Since the September 11 attacks in 2001, the Federal Communications Commission (and other code-governing bodies like the NFPA and IFC) toughened their guidelines to ensure First Responders can communicate in emergency situations. This means that many city, county and state jurisdictions now require building owners provide satisfactory in-building wireless connectivity for First Responders using public safety radios and communication devices.
The idea is that when firefighters walk into a burning building, they know they will be able to use their 2-way radios to communicate with personnel outside the building and/or with their local dispatch. This often requires the building owner to deploy a single-purpose radio system just to support Public Safety communication devices. These systems must be robust enough to withstand the challenging conditions of most emergency situations.

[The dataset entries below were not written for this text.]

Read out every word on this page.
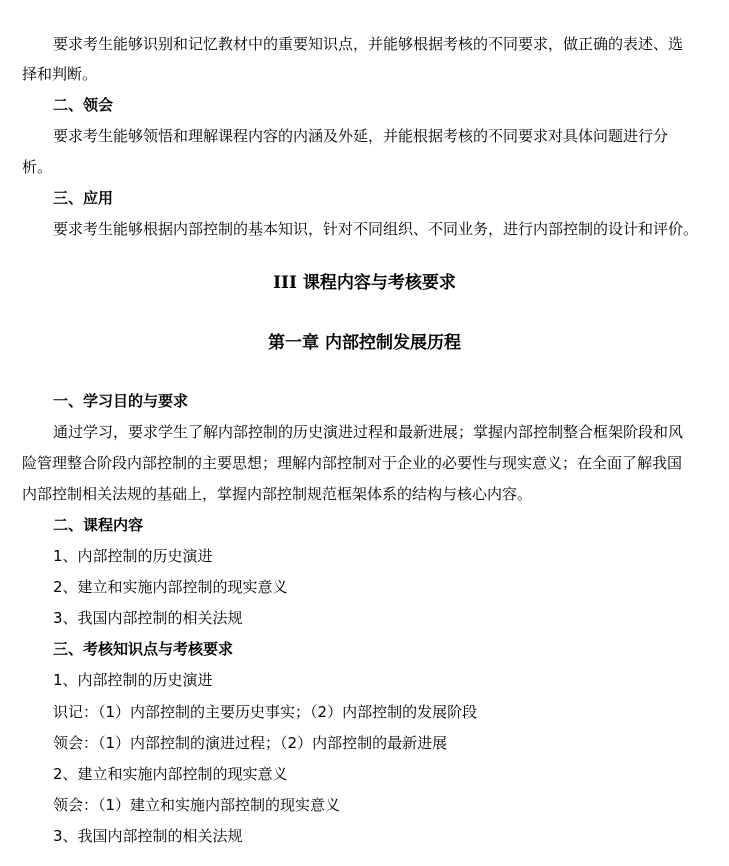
要求考生能够识别和记忆教材中的重要知识点，并能够根据考核的不同要求，做正确的表述、选
择和判断。
二、领会
要求考生能够领悟和理解课程内容的内涵及外延，并能根据考核的不同要求对具体问题进行分
析。
三、应用
要求考生能够根据内部控制的基本知识，针对不同组织、不同业务，进行内部控制的设计和评价。
III 课程内容与考核要求
第一章 内部控制发展历程
一、学习目的与要求
通过学习，要求学生了解内部控制的历史演进过程和最新进展；掌握内部控制整合框架阶段和风
险管理整合阶段内部控制的主要思想；理解内部控制对于企业的必要性与现实意义；在全面了解我国
内部控制相关法规的基础上，掌握内部控制规范框架体系的结构与核心内容。
二、课程内容
1、内部控制的历史演进
2、建立和实施内部控制的现实意义
3、我国内部控制的相关法规
三、考核知识点与考核要求
1、内部控制的历史演进
识记：（1）内部控制的主要历史事实；（2）内部控制的发展阶段
领会：（1）内部控制的演进过程；（2）内部控制的最新进展
2、建立和实施内部控制的现实意义
领会：（1）建立和实施内部控制的现实意义
3、我国内部控制的相关法规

But what about the civilians (i.e. non-emergency personnel) who are caught up in these situations? In many instances, the best and fastest information comes from those experiencing the emergency first hand, but their ability to communicate often gets overlooked in the effort to satisfy Public Safety requirements. With a mobile device in just about everyone’s pocket, why not ensure these individuals, as well as First Responders, can communicate with each other and the outside world?
Those experiencing the emergency will typically be the first to report the incident, will be the first to provide the details and extent of the emergency, and will be able to provide updates until First Responders arrive. Most importantly, loved ones are likely to be better informed if individuals at the scene of the emergency can communicate effectively.
Certainly, reliable Public Safety communications indoors is critical for First Responders to do their jobs in times of emergency. At the same time, let’s not undervalue the importance of other individuals at the scene to communicate effectively.
As a building owner who is deploying a Public Safety DAS, why not consider a DAS for cellular communications as well? After all, Public Safety is not just about First Responders but rather everyone involved in an emergency.